Мы с Д. С. не пережили еще и первого урока «общественности».

Этот первый урок ждал нас осенью, когда мы вернулись в Петербург.

События лета — известны: наше поражение в Японии, путешествие министра Витте в Америку, заключение с Японией мира, не очень-то почетного. В Петербурге было неспокойно. Ходили всякие слухи. Девятое января не было забыто, тем не менее, что рабочие круги, после этого случая, были довольно стиснуты.

Интеллигенция, напротив, переживала так называемую «весну»: министр, назначенный на место убитого Плеве, Святополк-Мирский, оказался на него не похожим: интеллигенция этим воспользовалась, начались «банкеты», ряд банкетов, походящих на митинги. Мы бывали на многих, однажды я сидела за столом рядом с красивой молодой дамой — это была ныне известная Коллонтай, большевистский посол в Швеции. Говорили на этих банкетах речи самые зажигательные. А скоро начались уже не речи, а манифестации на улицах и первые, там же, выстрелы. Тогда и развешено было знаменитое обращение — Трепова, приказ войскам от полицеймейстера: «Патронов не жалеть» (для манифестантов, вообще для толпы).

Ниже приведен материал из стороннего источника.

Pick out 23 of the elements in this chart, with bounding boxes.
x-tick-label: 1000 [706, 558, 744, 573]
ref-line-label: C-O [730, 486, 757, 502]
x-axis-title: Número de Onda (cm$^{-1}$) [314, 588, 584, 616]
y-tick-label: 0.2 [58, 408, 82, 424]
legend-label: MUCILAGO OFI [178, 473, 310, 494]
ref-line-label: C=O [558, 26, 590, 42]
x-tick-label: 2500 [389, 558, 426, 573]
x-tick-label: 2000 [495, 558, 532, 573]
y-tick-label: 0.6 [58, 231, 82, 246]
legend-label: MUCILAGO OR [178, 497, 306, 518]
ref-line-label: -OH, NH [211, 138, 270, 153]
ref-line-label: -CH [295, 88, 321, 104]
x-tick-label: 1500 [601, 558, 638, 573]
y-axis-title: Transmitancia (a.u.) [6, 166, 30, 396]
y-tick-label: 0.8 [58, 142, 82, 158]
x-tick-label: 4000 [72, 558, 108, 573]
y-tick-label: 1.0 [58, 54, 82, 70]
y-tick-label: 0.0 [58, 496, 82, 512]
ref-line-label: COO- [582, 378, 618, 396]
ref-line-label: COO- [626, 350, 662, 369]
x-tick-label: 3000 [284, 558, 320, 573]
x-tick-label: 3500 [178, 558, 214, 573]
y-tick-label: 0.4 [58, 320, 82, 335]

В октябре разразилась, наконец, известная, первая в России, всеобщая забастовка. Погасло электричество, приостановились железные дороги. Помню мерцанье свечей у кого-то в квартире, куда повез нас Тернавцев. Но в общем все наши «духовные» знакомства на это время оборвались, как будто их и не бывало никогда. От всяких же действующих «центров» мы были в дни этой. полуреволюции далеки и не представляли себе, что будет дальше. По несчастной случайности как раз в эти дни отец Д. С. «генерал» возвращался из своего очередного путешествия за границу. Поезд остановился, далеко не доезжая станции Петербург, и старик должен был попасть в город на плечах носильщика. Дома ему тоже не посчастливилось: вышел он, как привык, раз на свою прогулку и попал в манифестацию (он жил на Невском), толпа затеснила, затолкала его, притиснула к киоску. едва он выбрался и в этот день уж гулять не пошел.

Длиннейшие манифестации с флагами, с пением, с криками, мы наблюдали из открытых окон нашей квартиры, когда толпы двигались по широкому Литейному проспекту.

Но вот и манифест 17 октября о «неслыханной смуте» и о созвании Думы.

Что это? Уступки? Конституция?

Говорили, что когда министр Витте уговаривал Николая II дать России конституцию — тот отвечал: «Я ничего не имею против конституции при условии сохранения самодержавия».

Se non e vero… потому, что манифест в этом духе и был написан. И так большинством тогдашних «революционеров» и был понят. Шествия с флагами не прекратились — удвоились, так как явились стоявшие за манифест. Начались «митинги» на улицах. «Обещанные» свободы все спешили взять явочным порядком. А в Москве, по слухам, скоро подтвердившимся, началась целая битва, со стрельбой, с баррикадами. Один из наших студентов видел близко эту «битву на Пресне», участвовал в ней, но вовремя удрал в Петербург, где битв таких не было. Полиция и всякая средняя «власть» тоже не разобралась в происшедшем: а вдруг и правда — свобода и ни демонстрациям, ни митингам не мешала.

Розанов, было спрятавшийся в семейное гнездышко, вылез, стал подходить к «митингам», и даже написал целую брошюру (писал он все с необыкновенной быстротой, почти как говорил) под названием «Когда начальство ушло». Брошюра эта, едва начальство «пришло», опомнившись (что случилось очень невдолге), была запрещена. А когда мы его спрашивали, что он слышал «на митингах», — он откровенно признавался, что никаких ораторов не слушал, а смотрел и наблюдал, как «курсисточки слушают» и что есть «прехорошенькие».